In late October, I had the opportunity to discuss buck hunting during the rut with Mossy Oak pro staff member Mike Monteleone, a hunter who definitely knows what he is doing. Monteleone has several Pope and Young record bucks to his credit and hunts primarily in Maryland, southern Pennsylvania and Delaware. During our conversation, Monteleone covered scents, scouting, stand placement, and the use of decoys, among other topics. I'll touch on a few of these in today's post.

We had our first talk while he was driving home from one of his archery hunts. Last Thursday, a week following that interview, he harvested a heavy-antlered 9-point buck in northern Maryland. Monteleone offers advice that every archery hunter could use to his or her advantage. Monteleone is a firm believer in the effect of weather and moon phases on hunting.  

"You don't have to be a trophy hunter to love the rut," Monteleone began. "It is a fact that you are just going to be seeing more bucks. It is a time when the bigger bucks are active during the daylight hours — the time that we are allowed to hunt."

Monteleone targets what he calls "pinch points" – areas where the natural topography or man-made factors funnel the deer into a narrow area. He is religious about scouting his prey and controlling his human scent. He is a master of using scouting, deer lures and decoys to his advantage.

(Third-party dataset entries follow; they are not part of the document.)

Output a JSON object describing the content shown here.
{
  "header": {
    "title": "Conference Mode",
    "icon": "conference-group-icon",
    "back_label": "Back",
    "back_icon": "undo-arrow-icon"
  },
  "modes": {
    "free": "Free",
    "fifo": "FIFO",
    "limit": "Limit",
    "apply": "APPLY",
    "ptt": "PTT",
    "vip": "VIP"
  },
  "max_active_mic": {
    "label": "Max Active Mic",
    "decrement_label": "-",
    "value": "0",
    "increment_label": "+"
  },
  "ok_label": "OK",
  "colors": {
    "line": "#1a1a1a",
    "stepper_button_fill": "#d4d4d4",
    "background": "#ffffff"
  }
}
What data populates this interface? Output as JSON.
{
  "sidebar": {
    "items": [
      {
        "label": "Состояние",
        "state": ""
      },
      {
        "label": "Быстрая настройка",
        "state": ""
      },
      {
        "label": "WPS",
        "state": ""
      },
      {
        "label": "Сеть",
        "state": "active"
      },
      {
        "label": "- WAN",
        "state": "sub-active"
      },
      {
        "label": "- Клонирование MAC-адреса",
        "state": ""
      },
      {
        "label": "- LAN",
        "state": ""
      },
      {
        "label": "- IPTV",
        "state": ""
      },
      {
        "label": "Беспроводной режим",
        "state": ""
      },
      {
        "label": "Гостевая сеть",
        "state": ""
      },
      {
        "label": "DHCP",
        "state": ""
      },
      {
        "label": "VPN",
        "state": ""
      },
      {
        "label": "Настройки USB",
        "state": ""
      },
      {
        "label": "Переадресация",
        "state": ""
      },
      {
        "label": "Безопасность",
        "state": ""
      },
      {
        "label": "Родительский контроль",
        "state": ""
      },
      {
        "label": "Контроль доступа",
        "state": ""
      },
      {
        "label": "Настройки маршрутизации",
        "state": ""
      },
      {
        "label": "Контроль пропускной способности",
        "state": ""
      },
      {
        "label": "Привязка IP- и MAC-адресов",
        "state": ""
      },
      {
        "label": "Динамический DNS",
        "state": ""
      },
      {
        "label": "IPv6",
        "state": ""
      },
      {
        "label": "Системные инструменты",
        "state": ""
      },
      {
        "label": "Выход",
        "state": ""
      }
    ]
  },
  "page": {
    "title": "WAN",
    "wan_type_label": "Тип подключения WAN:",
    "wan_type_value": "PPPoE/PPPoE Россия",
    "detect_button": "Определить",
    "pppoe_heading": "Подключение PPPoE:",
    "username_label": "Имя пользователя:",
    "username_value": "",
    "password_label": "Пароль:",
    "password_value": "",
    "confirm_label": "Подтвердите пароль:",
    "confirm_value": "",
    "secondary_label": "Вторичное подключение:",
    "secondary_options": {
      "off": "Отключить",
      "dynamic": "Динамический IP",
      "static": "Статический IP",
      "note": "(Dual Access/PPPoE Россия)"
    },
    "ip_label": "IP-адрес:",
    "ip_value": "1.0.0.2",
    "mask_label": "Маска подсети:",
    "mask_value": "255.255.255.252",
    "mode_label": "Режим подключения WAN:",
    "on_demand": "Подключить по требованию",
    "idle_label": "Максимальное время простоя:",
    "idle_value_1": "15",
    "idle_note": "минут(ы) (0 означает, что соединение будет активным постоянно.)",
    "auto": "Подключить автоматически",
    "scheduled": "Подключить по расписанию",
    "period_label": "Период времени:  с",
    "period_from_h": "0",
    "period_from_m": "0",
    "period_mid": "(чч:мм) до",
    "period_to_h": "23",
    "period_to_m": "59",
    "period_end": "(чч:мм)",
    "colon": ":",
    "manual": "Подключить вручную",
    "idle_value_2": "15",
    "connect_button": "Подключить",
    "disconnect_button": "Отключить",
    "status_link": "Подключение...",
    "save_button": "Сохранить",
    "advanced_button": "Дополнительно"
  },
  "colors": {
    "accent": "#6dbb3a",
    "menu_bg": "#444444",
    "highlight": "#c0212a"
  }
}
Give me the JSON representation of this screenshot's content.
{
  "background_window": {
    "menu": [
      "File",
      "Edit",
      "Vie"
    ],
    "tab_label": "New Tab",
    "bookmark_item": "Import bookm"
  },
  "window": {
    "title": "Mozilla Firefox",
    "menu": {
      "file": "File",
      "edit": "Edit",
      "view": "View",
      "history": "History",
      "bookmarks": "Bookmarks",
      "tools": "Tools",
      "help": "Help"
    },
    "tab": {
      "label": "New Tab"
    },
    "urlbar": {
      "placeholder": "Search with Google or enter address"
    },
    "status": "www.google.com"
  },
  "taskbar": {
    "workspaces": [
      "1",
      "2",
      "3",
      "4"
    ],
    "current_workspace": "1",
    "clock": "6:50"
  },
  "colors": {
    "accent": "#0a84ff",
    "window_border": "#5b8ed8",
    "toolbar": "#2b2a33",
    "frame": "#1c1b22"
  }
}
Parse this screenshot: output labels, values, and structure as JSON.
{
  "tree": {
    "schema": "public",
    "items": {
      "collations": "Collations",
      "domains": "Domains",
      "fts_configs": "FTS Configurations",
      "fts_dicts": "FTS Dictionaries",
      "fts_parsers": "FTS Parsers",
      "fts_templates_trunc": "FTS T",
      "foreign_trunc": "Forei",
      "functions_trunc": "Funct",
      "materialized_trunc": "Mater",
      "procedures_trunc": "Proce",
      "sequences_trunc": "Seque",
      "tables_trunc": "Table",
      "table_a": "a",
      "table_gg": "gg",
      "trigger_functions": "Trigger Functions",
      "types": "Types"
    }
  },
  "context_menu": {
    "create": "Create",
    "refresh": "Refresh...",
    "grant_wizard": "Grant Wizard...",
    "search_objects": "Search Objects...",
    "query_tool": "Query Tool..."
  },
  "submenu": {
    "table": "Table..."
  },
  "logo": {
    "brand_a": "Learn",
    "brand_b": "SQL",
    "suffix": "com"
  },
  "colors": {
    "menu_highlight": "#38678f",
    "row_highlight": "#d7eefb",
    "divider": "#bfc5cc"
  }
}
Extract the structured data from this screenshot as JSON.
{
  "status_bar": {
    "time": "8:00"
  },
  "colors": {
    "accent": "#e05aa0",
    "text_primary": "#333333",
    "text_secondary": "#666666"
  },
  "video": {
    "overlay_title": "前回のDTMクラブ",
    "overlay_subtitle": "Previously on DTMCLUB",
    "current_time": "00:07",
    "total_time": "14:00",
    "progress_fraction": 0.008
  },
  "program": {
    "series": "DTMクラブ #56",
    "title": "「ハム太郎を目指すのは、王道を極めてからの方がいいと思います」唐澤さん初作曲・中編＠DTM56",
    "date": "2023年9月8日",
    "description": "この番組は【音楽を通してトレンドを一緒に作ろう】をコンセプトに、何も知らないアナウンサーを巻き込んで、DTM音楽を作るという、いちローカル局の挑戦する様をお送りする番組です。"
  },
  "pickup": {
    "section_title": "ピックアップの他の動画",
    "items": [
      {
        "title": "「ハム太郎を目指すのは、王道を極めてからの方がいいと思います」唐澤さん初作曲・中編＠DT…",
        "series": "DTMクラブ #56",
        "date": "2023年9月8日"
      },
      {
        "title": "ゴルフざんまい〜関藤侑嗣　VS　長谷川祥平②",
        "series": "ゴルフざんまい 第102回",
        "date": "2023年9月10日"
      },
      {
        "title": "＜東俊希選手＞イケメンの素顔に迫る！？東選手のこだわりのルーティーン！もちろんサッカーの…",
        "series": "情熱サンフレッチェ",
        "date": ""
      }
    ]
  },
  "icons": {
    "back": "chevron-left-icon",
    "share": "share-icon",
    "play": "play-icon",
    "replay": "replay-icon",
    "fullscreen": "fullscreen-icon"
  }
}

"I have 15 different properties that I have permission to hunt. I keep trail cameras active on all of those 365 days a year," Monteleone explained. "Beginning about a week before the rut, I start checking those cameras every two days, because the bucks change their movement patterns for the rut. By the time November rolls around [based on trail camera scouting and visual sightings], I might only hunt on four or five of those properties.

"My perfect setup would be in a pinch point that lies between a doe bedding and a doe feeding area," he said.

He shared a story that illustrates how all of this comes together. Two Novembers ago he was hunting a favorite pinch point between a doe bedding area and a food plot when a large buck walked through at 4:05 p.m.. The buck was 40 yards away — too far away for an ethical shot.

Monteleone set up the next day at noon to intercept that trophy buck. He put out three decoys — a buck and two does.

"I moved 20 yards downwind of the pinch point and used a climber to make my new stand," he related. "I put out a freeze-dried buck tarsal gland and I sprayed doe-in-estrus scent on the rumps of the doe decoys."

Just like clockwork the big buck appeared at 4 o'clock and slowly walked into shooting range. Monteleone made a 10-yard shot and harvested a 141-inch Pope and Young trophy.

According to Monteleone, the only difference between the two days was stand placement and his use of doe decoys with doe-in-estrus lure.